Конокрад и гимназистка (Щукин) - страница 148

Но в доме кто-то присутствовал — это Вася-Конь нутром чувствовал. Как всегда, он надеялся только на самого себя и ни капли не пожалел о том, что отговорил Сергея Ипполитовича ехать в Малое Кривощеково, хотя тот даже порывался вернуться в контору, чтобы взять свой револьвер. Нет, такие помощники в опасном деле — лишь досадная помеха, даже если они и с револьвером. Сам Вася-Конь никакого оружия, кроме ножа, никогда с собой не брал.

Он обогнул крыльцо, прошел вдоль глухой стены и вернулся обратно — старый дом стоял, будто крепость, и проникнуть в него без шума было никак невозможно. Но Вася-Конь шума никогда не любил, предпочитая действовать неслышно и осторожно, поэтому не терял надежды, еще и еще раз оглядывая дом. Добрался до сеней, поднял голову и молча ахнул — да вот же! Маленькое оконце подслеповато глядело на него грязным, мутным стеклом. Разогнуть ржавые гвозди и осторожно вытащить его было делом одной минуты.

Теперь оставалось главное — пролезть. Вася-Конь скинул с себя полушубок, поддевку, шапку — остался в одной рубахе. До крови обдирая плечи, он все-таки протиснулся в узкий лаз и оказался в сенях. Постоял, оглядываясь, привыкая к полутьме, затем продвинулся к входной двери, прислушался. За дверью не было никаких звуков. Взялся за железную скобу, осторожно потянул на себя. Дверь неслышно открылась.
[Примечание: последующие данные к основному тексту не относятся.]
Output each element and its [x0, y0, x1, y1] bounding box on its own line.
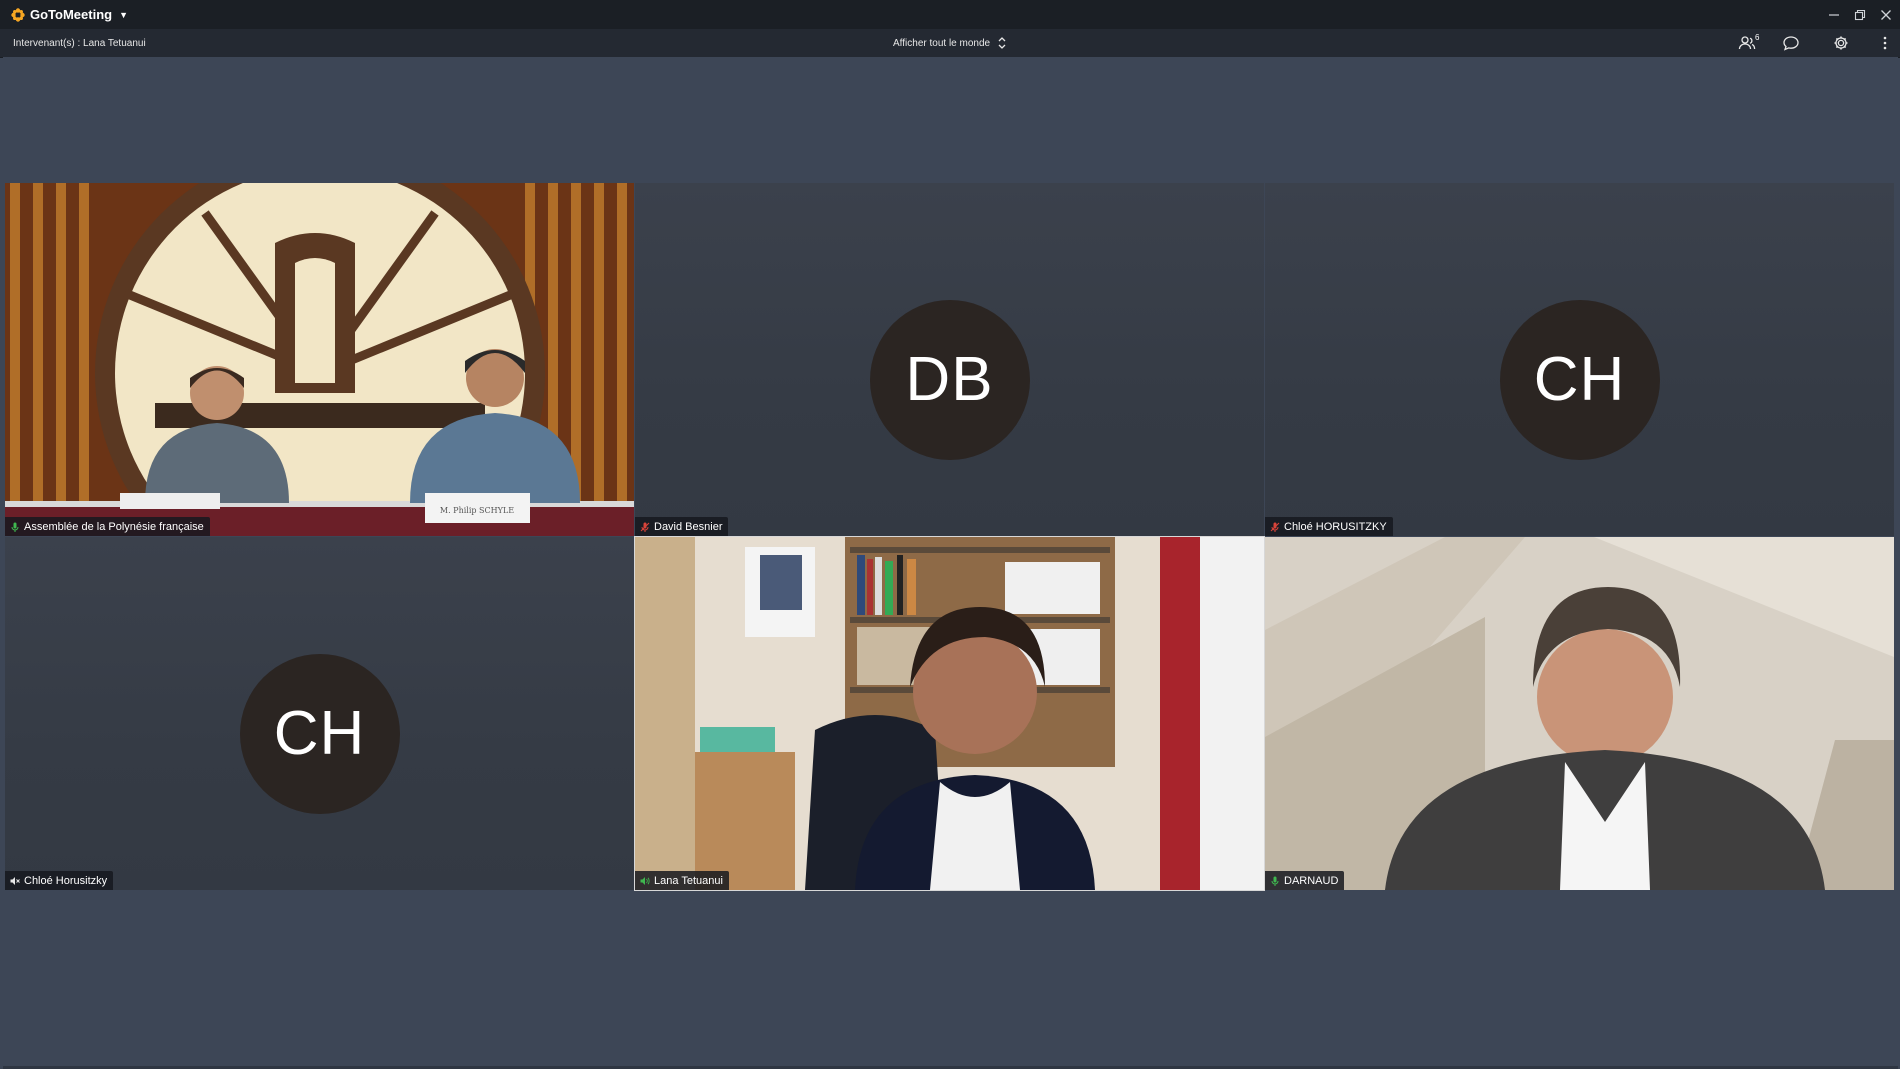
- chat-button[interactable]: [1782, 35, 1800, 51]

Он вошел в дом как раз в тот момент, когда Демьян Савостин, донельзя напуганный неожиданным обмороком нежной и чувствительной мельниковой дочки, пытался привести ее в чувство — лил ей на голову воду из деревянного ковшика. Он стоял спиной к двери и не видел, как она открылась, не услышал беззвучных шагов Васи-Коня и успел лишь вздрогнуть от неожиданности, когда рука его с ковшом взметнулась вверх, а в следующее мгновение он уже безвольно валился на пол, захлебнувшись от дикой боли — ему будто разом ноги переломили.

Цепкие пальцы сомкнулись железным полукольцом на горле, придушили, после чуть обмякли, давая возможность со всхлипом вздохнуть, снова сжались, и незнакомый голос тихо предупредил:

— Молчи, если жить хочешь.

Жить Демьян Савостин очень хотел. Молчал, перемогая рвущую в ногах боль, даже попытался согласно кивнуть головой. Пальцы на шее совсем разомкнулись, будто высочайшее разрешение выдали — дыши. Раскрытым ртом Демьян хлебнул воздуха и зашелся в судорожном кашле.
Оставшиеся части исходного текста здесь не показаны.